A Brief Retrospective on the Global Warming Debate

You may have seen news reports that 2023 was the warmest year on record. The same thing is said every few years, so there's a risk that we just become numb to it. As I thought about this new record, it occured to me that a whole generation has grown up almost in the amount of time since I have been paying attention to the issue. They may not realize how little the political debate has changed in comparision to what has developed in the data. Even for those of us who have been around for a while, it's easy to lose track. I think it's worth taking a brief look back.

The graphic above is the latest temperature data from NASA with my addition of a few semi-arbitrary landmarks. The first is from 1988 when NASA climate scientist James Hansen testified to Congress that the signal of global warming due to greenhouse gases had been detected, and forecasted additional warming with an effect on extreme climate events, like summer heatwaves. This testimony put the public on notice that global warming was real.

The second is the 2006 film, An Inconvenient Truth, in which then-recent democratic Vice President Al Gore sought to educate and warn the public about global warming and climate change. Naturally, the political right was stirred to indignation and launched a campaign to savage him. A flood of commentary picked apart alleged flaws and hyperbole, and blamed Gore for making climate change a political issue (as the political right began cementing it into a tribal identity marker).

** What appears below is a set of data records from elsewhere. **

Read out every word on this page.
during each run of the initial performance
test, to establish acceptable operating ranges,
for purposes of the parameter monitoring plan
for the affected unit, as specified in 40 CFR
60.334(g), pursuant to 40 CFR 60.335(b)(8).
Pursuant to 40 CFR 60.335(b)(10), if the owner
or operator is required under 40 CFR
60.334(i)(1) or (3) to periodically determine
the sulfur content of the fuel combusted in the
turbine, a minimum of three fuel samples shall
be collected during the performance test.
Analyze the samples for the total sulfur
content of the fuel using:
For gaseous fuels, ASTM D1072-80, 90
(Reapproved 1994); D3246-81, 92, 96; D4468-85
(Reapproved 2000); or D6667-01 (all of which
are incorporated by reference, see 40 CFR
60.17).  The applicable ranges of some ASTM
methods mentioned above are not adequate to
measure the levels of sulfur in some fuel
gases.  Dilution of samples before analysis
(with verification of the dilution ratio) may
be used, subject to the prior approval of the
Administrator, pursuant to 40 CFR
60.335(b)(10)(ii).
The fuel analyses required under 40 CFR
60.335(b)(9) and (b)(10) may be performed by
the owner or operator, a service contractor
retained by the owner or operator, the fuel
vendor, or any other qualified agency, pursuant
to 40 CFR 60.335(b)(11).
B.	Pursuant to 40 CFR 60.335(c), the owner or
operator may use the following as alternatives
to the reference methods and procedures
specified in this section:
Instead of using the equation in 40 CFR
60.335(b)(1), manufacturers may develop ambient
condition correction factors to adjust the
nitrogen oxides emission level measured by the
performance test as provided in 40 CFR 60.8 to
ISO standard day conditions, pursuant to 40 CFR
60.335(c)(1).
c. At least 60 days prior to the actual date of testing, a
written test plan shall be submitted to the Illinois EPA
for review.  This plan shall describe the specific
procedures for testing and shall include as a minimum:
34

Finally, I've indicated the "Climategate" controversy of 2009, in which hackers obtained emails and documents from climate researchers. The contents were then leaked in an attempt to discredit climate scientists. Emails were taken out of context to make it seem that climate scientists were manipulating the data in order to mislead the public. These claims were picked up in the national press and amplified on blogs, etc. However, it didn't take that much effort to figure out that the scientists had been misrepresented. After a variety of official investigations, none of the scientists were found to have been dishonest. But the damage to the public perception of climate science was done.

I stopped at 2009 because the terms of the debate about global warming really haven't changed much since then. Year after year, the warming trend continues, and year after year, the political right offers up the same basic set of excuses for refusing to believe that there is a problem or that anything can (or should) be done about it. Just a few months ago an article was brought to my attention by that annoying feature Microsoft added to the Windows task bar that pops us with suggested content. It was essentially another right-wing diatribe about how scientists who don't believe in global warming are excluded, and blah blah blah. It could have been written in 2009 because it was just another recycling of the same old talking points without any recognition of the temperature data since then. But I guess it makes for evergreen right-wing content.


Fox News and other right-wing content providers will continue to huff and harumph about this issue, and assure their watchers/readers/listeners that THEY are the wise ones in a world gone mad. But eventually it will be clear to all but the most daft who was right about what was happening. Unfortunately, by then the deceivers will have made their money and lived their lives. Nobody will be accountable [1]. In the meantime, keep pointing to the data.

Notes:
1. I mean, what good does it do to rail against, say, Rush Limbaugh now? He's dead. And with each year that goes by, fewer people will even remember him. But the attitudes he helped foster live on.